La référence médiatique suprême ? Proust !

La référence médiatique suprême ? Proust !

 

Sans se donner le mot, trois relations proustiennes me signalent en même temps des écrits qui relèvent de la même démarche : trouver dans À la recherche du temps perdu les mots qui permettent de fréquenter les sommets intellectuels.

 

Perdu de vue depuis un colloque proustien à Illiers-Combray, Jean Cassio m’envoie le titre d’un article de L’Équipe du 14 août dernier (mieux vaut tard que jamais !) :

1 Temps perdu, L'Equipe

 

Fetiveau attire mon attention sur un article à la « une » du Monde de ce week-end, consacré à la remise par François Hollande de la grand-croix de la légion d’honneur à Michel Rocard, avec une citation de Jacques Julliard :

2 Temps retrouvé, Le Monde

 

Mon frère cadet, Olivier, enfin m’adresse un billet qu’Éric-Emmanuel Schmitt a proposé samedi sur sa page Facebook :

*Tout le monde – citoyens, politiques, journalistes – a réagi unanimement contre les violences infligées aux dirigeants d’Air France : deux hauts responsables essuyèrent une sorte de lynchage dont ils s’échappèrent in extremis, aidés par la sécurité, meurtris, les vêtements déchirés.

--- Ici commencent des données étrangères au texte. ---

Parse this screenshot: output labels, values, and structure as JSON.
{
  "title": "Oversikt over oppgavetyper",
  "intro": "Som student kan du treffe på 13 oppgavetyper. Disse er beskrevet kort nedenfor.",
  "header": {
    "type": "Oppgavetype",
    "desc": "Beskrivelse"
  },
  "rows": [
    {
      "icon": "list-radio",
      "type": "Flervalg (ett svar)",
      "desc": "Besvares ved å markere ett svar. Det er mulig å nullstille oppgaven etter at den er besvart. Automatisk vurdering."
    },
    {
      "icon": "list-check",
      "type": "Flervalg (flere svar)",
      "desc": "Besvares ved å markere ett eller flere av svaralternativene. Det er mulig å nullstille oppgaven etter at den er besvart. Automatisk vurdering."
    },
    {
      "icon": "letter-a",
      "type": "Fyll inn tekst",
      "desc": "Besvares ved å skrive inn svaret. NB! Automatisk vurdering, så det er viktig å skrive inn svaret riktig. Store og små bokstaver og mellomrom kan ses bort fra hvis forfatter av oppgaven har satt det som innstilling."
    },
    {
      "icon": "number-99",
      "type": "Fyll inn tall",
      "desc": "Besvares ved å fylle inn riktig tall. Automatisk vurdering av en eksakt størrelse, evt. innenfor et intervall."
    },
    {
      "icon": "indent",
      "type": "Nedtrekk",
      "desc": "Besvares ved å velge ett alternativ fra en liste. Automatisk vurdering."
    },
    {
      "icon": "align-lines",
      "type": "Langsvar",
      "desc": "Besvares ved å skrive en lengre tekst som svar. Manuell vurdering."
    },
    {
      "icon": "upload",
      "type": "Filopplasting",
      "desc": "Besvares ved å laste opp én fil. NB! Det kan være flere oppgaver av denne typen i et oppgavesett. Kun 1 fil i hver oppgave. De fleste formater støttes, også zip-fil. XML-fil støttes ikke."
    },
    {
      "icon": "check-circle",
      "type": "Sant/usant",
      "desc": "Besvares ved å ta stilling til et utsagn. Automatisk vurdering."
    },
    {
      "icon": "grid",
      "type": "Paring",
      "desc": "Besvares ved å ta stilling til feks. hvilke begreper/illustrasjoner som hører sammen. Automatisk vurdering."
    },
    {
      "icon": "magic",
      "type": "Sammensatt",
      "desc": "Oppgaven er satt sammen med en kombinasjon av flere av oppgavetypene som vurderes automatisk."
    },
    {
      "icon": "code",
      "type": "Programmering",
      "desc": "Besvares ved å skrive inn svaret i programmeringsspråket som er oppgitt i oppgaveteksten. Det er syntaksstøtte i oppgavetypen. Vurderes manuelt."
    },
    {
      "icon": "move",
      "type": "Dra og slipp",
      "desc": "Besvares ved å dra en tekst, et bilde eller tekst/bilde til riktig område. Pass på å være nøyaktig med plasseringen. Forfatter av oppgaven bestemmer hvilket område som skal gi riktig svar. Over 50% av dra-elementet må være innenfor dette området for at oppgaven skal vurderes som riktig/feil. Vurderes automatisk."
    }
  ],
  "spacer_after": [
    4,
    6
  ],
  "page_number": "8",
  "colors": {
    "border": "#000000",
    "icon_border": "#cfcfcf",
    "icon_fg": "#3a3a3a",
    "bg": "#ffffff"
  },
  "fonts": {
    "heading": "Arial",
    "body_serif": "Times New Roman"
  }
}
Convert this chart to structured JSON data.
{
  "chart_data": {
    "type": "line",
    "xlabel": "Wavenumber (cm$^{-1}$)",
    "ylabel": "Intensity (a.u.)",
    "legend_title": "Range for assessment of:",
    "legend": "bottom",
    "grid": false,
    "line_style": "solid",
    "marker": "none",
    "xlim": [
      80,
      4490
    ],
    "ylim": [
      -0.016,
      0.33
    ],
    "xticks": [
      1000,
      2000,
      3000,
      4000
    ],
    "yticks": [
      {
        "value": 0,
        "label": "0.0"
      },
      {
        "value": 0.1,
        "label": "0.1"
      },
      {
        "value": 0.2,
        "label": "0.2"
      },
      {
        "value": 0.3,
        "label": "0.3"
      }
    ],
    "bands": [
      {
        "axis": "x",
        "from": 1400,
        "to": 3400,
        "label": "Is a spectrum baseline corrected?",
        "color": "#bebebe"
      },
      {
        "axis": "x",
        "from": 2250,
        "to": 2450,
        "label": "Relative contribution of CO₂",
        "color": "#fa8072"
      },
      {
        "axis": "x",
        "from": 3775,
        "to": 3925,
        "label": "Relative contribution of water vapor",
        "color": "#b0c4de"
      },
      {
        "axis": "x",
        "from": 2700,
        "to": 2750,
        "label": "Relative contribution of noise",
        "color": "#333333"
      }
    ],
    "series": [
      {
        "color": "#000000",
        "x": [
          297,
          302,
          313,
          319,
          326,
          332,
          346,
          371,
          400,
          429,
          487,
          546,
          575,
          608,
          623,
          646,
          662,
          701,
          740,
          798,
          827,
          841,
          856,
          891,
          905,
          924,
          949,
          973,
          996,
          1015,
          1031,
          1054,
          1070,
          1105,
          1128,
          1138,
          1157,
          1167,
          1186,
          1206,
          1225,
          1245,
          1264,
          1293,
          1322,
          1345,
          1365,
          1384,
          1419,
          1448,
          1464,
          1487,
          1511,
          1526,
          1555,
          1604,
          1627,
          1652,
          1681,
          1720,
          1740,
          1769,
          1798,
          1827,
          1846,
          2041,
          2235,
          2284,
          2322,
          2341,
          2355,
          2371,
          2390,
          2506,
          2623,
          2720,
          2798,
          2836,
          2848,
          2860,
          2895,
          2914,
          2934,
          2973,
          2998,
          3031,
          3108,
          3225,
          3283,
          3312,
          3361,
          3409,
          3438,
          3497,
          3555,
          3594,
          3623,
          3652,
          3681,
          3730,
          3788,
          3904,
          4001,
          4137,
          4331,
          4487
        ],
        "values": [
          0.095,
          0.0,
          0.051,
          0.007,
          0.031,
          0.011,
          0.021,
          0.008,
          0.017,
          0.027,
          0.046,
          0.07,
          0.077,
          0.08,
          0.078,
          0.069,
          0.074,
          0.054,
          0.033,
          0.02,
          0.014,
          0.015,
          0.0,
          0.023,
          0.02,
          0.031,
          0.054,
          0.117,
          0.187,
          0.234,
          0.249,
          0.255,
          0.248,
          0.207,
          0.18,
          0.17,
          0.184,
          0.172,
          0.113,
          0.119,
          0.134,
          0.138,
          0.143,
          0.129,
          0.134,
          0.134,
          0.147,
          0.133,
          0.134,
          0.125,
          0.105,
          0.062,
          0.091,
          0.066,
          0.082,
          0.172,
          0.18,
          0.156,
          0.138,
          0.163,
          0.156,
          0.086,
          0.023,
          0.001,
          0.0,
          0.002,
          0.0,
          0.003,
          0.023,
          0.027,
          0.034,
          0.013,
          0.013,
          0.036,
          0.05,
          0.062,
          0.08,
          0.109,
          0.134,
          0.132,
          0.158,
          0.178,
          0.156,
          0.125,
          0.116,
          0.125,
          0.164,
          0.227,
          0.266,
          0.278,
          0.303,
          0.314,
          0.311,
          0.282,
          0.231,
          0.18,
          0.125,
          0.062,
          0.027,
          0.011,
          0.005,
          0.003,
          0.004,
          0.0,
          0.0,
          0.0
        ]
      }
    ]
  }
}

Loin de moi l’idée de justifier la violence physique, aussi bête qu’injuste et sans issue. Si les hommes ont inventé le langage, c’est bien pour traiter les conflits à un autre niveau, celui du débat élaboré, allant de l’entente à la rupture en passant par le compromis.

Cependant, une phrase de Marcel Proust passait en boucle dans mon esprit et venait tempérer ce concert d’indignations. : « L’indifférence aux souffrances qu’on cause est la forme terrible et permanente de la cruauté. » Cela me renvoyait à l’image d’une hôtesse en quête d’explications ce même jour, à laquelle les cadres ne portaient pas attention. Cela m’évoquait ces hommes et ces femmes, mis en danger financier et vital, qui perdront leur emploi parce que l’indifférence managériale les a réduit à une ligne comptable.

Proust a raison : nous vivons dans une société cruelle. Il n’y a pas pire agression que l’indifférence. Et il n’y a pas plus courant !

Quand on pratique l’indifférence envers les gens, on indique que nos semblables ne sont pas nos semblables mais « les autres ». On s’isole dans une prétendue supériorité, on se coupe du lien, des sentiments, on se déifie de façon illusoire. On sème le mal. On instaure une humanité de coexistences sans partage, sans sympathie, sans compassion, bref une humanité sans humanité.

Malheureusement, je ne vois jamais l’indifférence faire les gros titres de la presse. Ce poison a, comme grande force, de demeurer invisible…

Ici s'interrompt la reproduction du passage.